Madelene Maria Sagström (born 13 November 1992) is a Swedish professional golfer who plays on the U.S.-based LPGA Tour. She won the 2020 Gainbridge LPGA at Boca Rio and was runner-up at the 2021 Women's British Open.

Early life
Sagström grew up in a family who had a great interest in sports and was used to physical practice from a young age. Nine years old, Sagström begun learning golf with her parents at Enköping Golf Club, 74 kilometres north-east of Stockholm, Sweden, and she has continued to represent the club.

Amateur career
16 years old, she won the 2009 Swedish Junior Stroke-play Championship (for players up to 21) over 72 holes at Österåker Golf Club outside Stockholm, by seven strokes, scoring five under par on the last 36 holes.

In 2011, Sagström won the French International Lady Junior Championship, at Golf de Saint Cloud outside Paris, and was a member of the winning Swedish team at the European Ladies' Team Championship at Golf Club Murhof in Austria.

Sagström played college golf with the LSU Lady Tigers team at Louisiana State University in Baton Rouge, Louisiana.
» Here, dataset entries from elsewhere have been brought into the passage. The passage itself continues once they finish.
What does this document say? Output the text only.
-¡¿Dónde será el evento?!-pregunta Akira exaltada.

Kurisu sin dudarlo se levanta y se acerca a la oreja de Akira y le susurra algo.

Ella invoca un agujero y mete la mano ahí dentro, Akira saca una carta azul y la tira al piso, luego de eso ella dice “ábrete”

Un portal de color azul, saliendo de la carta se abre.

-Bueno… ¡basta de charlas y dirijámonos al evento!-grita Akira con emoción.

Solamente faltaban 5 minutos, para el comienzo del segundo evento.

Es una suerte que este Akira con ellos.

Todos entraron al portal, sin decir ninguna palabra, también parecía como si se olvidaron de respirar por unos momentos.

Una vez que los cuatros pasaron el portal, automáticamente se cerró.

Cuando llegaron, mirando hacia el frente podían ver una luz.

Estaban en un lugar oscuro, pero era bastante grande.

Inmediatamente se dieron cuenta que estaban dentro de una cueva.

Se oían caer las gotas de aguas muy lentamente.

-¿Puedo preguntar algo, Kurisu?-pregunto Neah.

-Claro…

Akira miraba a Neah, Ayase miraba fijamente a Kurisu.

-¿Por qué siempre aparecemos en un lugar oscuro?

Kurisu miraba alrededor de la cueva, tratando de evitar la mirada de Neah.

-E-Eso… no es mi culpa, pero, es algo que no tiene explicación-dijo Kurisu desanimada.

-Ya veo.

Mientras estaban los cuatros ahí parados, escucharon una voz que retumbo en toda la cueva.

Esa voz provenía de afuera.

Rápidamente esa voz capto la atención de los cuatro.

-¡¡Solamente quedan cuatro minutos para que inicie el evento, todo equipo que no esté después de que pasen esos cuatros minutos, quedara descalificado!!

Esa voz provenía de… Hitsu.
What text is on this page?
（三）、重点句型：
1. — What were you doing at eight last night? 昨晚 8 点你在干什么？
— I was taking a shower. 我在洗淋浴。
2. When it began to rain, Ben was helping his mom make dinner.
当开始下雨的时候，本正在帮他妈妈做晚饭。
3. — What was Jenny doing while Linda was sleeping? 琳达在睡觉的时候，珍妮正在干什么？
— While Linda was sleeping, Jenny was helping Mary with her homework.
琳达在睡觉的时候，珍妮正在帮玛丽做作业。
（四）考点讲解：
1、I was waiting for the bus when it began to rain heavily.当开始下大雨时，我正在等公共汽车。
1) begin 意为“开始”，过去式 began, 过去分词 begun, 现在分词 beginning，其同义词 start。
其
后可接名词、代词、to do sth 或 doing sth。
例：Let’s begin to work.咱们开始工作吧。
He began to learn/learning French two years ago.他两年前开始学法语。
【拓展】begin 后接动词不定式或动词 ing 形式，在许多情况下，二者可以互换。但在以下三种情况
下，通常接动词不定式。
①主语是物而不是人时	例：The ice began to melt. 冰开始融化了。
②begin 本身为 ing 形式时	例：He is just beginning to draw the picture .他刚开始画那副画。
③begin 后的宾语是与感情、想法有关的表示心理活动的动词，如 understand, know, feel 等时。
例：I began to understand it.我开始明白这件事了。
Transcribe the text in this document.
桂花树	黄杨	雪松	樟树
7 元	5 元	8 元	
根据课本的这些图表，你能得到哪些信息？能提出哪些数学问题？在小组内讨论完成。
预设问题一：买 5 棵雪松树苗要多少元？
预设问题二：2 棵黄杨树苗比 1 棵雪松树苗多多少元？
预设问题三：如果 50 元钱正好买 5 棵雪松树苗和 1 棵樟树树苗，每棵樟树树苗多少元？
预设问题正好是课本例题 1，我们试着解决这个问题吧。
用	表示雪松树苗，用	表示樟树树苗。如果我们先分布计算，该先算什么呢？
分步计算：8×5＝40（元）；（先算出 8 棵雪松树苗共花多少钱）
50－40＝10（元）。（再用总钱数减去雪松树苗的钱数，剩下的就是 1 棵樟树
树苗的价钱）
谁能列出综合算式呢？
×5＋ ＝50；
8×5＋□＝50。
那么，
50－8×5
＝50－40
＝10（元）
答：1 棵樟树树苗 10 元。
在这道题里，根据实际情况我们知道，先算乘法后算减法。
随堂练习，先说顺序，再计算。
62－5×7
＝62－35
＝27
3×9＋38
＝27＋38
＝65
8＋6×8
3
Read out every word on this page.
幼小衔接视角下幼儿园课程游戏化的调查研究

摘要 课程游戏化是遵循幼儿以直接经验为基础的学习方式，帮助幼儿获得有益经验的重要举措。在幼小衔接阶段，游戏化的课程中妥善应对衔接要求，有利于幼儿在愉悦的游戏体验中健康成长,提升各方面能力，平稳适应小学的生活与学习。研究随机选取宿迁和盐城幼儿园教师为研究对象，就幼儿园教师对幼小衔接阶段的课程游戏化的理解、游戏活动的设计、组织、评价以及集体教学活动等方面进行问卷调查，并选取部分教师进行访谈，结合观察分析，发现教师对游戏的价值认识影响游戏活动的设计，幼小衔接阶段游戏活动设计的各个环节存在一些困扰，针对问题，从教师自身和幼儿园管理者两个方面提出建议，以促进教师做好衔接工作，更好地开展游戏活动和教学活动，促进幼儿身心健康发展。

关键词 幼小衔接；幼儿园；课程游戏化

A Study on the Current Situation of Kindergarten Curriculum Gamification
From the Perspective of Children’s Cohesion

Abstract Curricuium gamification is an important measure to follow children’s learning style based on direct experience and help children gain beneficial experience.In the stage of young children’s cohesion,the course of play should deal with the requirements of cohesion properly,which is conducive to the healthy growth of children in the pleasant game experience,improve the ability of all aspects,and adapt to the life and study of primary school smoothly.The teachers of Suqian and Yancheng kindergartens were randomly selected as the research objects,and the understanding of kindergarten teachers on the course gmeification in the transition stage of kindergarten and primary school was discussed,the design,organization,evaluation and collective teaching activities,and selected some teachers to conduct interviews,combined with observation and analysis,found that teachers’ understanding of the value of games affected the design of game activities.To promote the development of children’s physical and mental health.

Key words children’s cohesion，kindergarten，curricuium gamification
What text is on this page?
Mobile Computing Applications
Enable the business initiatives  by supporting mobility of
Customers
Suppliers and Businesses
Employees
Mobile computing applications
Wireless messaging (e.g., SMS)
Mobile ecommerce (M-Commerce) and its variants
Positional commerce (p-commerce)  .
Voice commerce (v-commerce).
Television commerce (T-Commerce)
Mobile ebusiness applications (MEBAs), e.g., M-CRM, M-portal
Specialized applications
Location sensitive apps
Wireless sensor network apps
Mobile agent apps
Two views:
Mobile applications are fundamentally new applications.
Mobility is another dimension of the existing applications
She was 2015 SEC Player of the Year at LSU and a finalist for the ANNIKA Award.

Professional career
Sagström made her professional debut at the 2015 Helsingborg Open on the Ladies European Tour in Sweden in September and earned her first pay-check.

In 2016, Swedish former European Tour Order of Merit-winner Robert Karlsson became her mentor.

She joined the Symetra Tour in United States in 2016, where she finished inside the top-5 in her first five starts. After victories at both the Chico Patty Berg Memorial in Fort Myers, Florida, and the Self Regional Healthcare Foundation Classic in Greenwood, South Carolina, Sagström led the tour's money list race with a wide margin, meaning she all but sealed her spot in the LPGA 2017 rookie class.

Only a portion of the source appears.